Bantuan sosial merupakan bantuan yang diberikan oleh pemerintah daerah kepada masyarkat yang bertujuan untuk menanggulangi adanya risiko sosial yang dialami oleh masyarakat. Secara teoritis bantuan sosial seharusnya dapat membantu masyarakat dalam meningkatkan kesejahteraan sehingga dapat hidup dengan layak dan wajar yang menjadi program utama pemerintah dalam memberantas kemiskinan. Namun demikian, fenomena yang terjadi tidak selalu sejalan dengan tujuan yang hakiki. Banyaknya kasus penyalah gunaan bantuan sosial yang terjadi telah menghambat pencapaian tujuan pemberian bantuan sosial itu sendiri. Ada banyak faktor yang menyebabkan terjadinya penyalahgunaan bantuan sosial di daerah, salah satunya adalah masalah sumber daya aparatur pengelola belanja bantuan sosial baik dari segi pemahaman terhadap regulasi, etika, dan lain sebaginya. Dengan kondisi yang seperti ini maka dibutuhkan suatu sistem pengendalian untuk mencapai tujuan pengelolaan bantuan sosial yang baik, transparan, dan akuntabel.

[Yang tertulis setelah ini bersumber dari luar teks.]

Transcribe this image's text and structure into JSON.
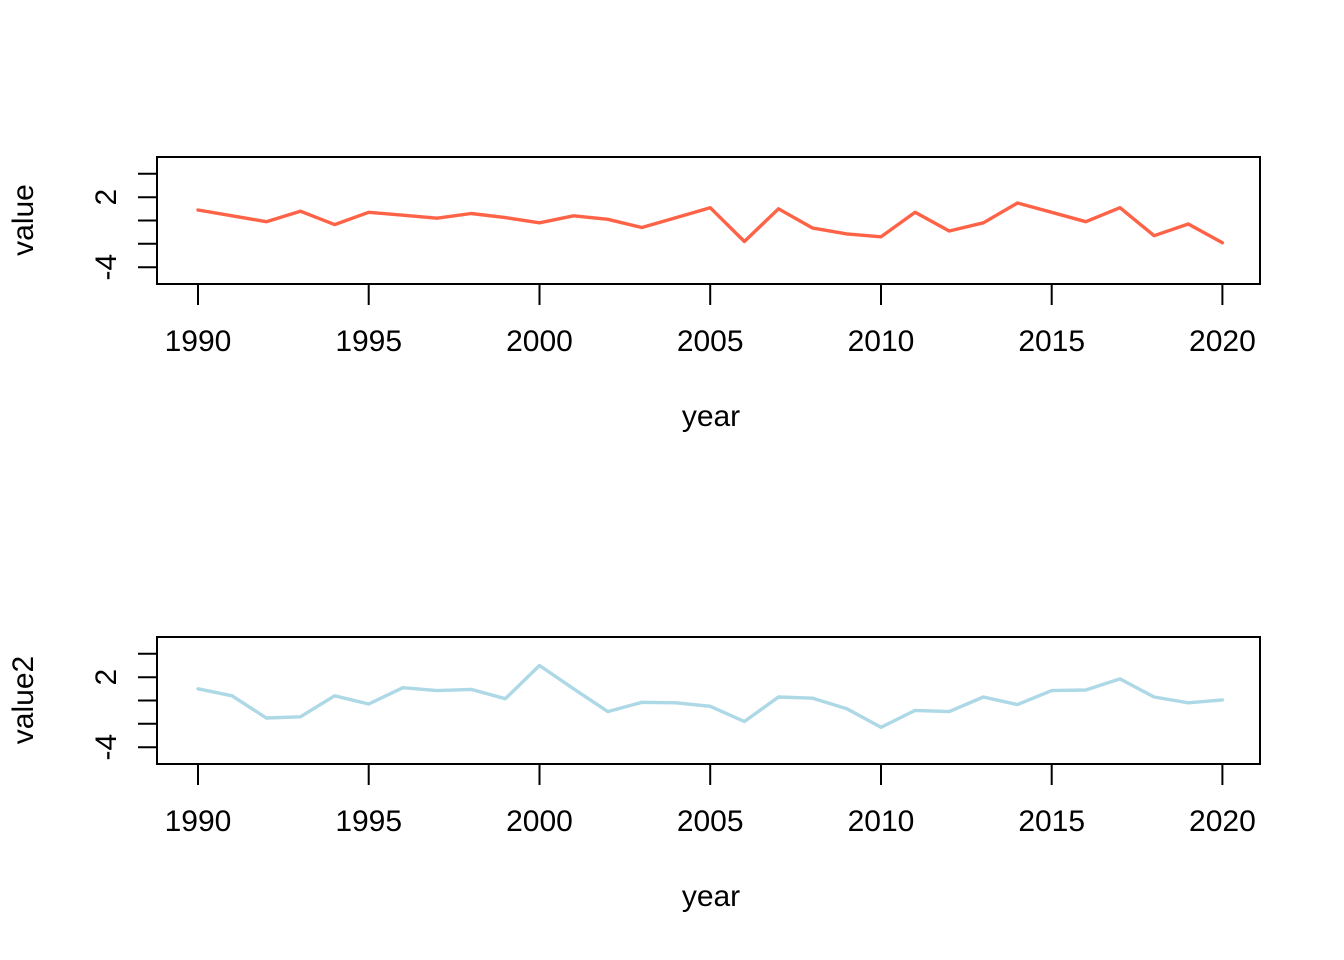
{
  "figure_background": "#FFFFFF",
  "axis_color": "#000000",
  "chart_data": [
    {
      "type": "line",
      "title": "",
      "xlabel": "year",
      "ylabel": "value",
      "grid": false,
      "legend_position": "none",
      "line_color": "#FF6347",
      "xlim": [
        1988.8,
        2021.1
      ],
      "ylim": [
        -5.44,
        5.44
      ],
      "x_ticks": [
        1990,
        1995,
        2000,
        2005,
        2010,
        2015,
        2020
      ],
      "x_tick_labels": [
        "1990",
        "1995",
        "2000",
        "2005",
        "2010",
        "2015",
        "2020"
      ],
      "y_ticks": [
        4,
        2,
        0,
        -2,
        -4
      ],
      "y_tick_labels": [
        "",
        "2",
        "",
        "",
        "-4"
      ],
      "x": [
        1990,
        1991,
        1992,
        1993,
        1994,
        1995,
        1996,
        1997,
        1998,
        1999,
        2000,
        2001,
        2002,
        2003,
        2004,
        2005,
        2006,
        2007,
        2008,
        2009,
        2010,
        2011,
        2012,
        2013,
        2014,
        2015,
        2016,
        2017,
        2018,
        2019,
        2020
      ],
      "series": [
        {
          "name": "value",
          "color": "#FF6347",
          "values": [
            0.9,
            0.4,
            -0.1,
            0.8,
            -0.35,
            0.7,
            0.45,
            0.2,
            0.6,
            0.25,
            -0.2,
            0.4,
            0.1,
            -0.6,
            0.25,
            1.1,
            -1.8,
            1.0,
            -0.65,
            -1.15,
            -1.4,
            0.7,
            -0.9,
            -0.2,
            1.5,
            0.7,
            -0.1,
            1.1,
            -1.3,
            -0.3,
            -1.9
          ]
        }
      ]
    },
    {
      "type": "line",
      "title": "",
      "xlabel": "year",
      "ylabel": "value2",
      "grid": false,
      "legend_position": "none",
      "line_color": "#ADD8E6",
      "xlim": [
        1988.8,
        2021.1
      ],
      "ylim": [
        -5.44,
        5.44
      ],
      "x_ticks": [
        1990,
        1995,
        2000,
        2005,
        2010,
        2015,
        2020
      ],
      "x_tick_labels": [
        "1990",
        "1995",
        "2000",
        "2005",
        "2010",
        "2015",
        "2020"
      ],
      "y_ticks": [
        4,
        2,
        0,
        -2,
        -4
      ],
      "y_tick_labels": [
        "",
        "2",
        "",
        "",
        "-4"
      ],
      "x": [
        1990,
        1991,
        1992,
        1993,
        1994,
        1995,
        1996,
        1997,
        1998,
        1999,
        2000,
        2001,
        2002,
        2003,
        2004,
        2005,
        2006,
        2007,
        2008,
        2009,
        2010,
        2011,
        2012,
        2013,
        2014,
        2015,
        2016,
        2017,
        2018,
        2019,
        2020
      ],
      "series": [
        {
          "name": "value2",
          "color": "#ADD8E6",
          "values": [
            1.0,
            0.4,
            -1.5,
            -1.4,
            0.4,
            -0.3,
            1.1,
            0.85,
            0.95,
            0.15,
            3.0,
            1.0,
            -0.95,
            -0.15,
            -0.2,
            -0.5,
            -1.8,
            0.3,
            0.2,
            -0.7,
            -2.3,
            -0.85,
            -0.95,
            0.3,
            -0.35,
            0.85,
            0.9,
            1.85,
            0.3,
            -0.2,
            0.05
          ]
        }
      ]
    }
  ]
}
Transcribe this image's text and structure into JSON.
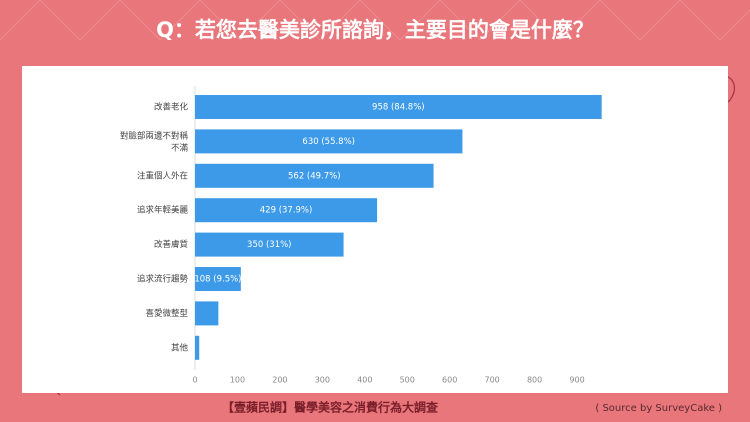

Penelitian ini dilakukan di Pemerintah Daerah Kabupaten Aceh Tengah dengan menggunakan metode pengumuplan data melalui wawancara dan dokumentasi. Hasil penelitian menunjukkan bahwa terdapat beberapa risiko dalam mengelola belanja bantuan sosial yang berpotensi menghambat tujuan pencapaian bantuan sosial.

Government Internal Control System (SPIP) stipulated in Government Regulation No. 60 of 2008 is a control system that is set up to assist the implementation of the tasks and functions of government agencies who held government affairs and public administration at both central and local levels. SPIP is a manifestation of the formation of the implementation of the mandate of Law No. 1 of 2004 on State Treasury, namely Article 58 paragraph (2). Besides publishing SPIP is a form of adjustment of the latest developments is the conception of the internal control of the hard control becomes soft control and is expected to increase the effectiveness of controls to identify risks in achieving objectives.



Social assistance is the assistance provided by the local government to the community which aims to overcome the social risks faced by the community. Social assistance should theoretically be able to help people in improving the well-being so that they can live a decent and reasonable that the main program of government in combating poverty. Nevertheless, the phenomenon that occurs is not always in line with the objectives of the essentials. The number of cases of abuse of social assistance that happens has hindered the achievement of the goal of social assistance itself. There are many factors that lead to the abuse of social assistance in the area, one of which is the problem of personnel resources manager of social assistance expenditure both in terms of understanding of the regulatory, ethical, and other sebaginya. With conditions like these we need a control system to achieve the objectives of social assistance is good, transparent, and accountable.



This research was conducted in Central Aceh District Government by using the method of collecting data through interviews and documentation. The results showed that there are some risks in managing social assistance expenditure that could potentially hinder the achievement of the objectives of social assistance.

Kata Kunci : SPIP dan Bantuan Sosial, Social Assistance.


    Tidak tersedia file untuk ditampilkan ke publik.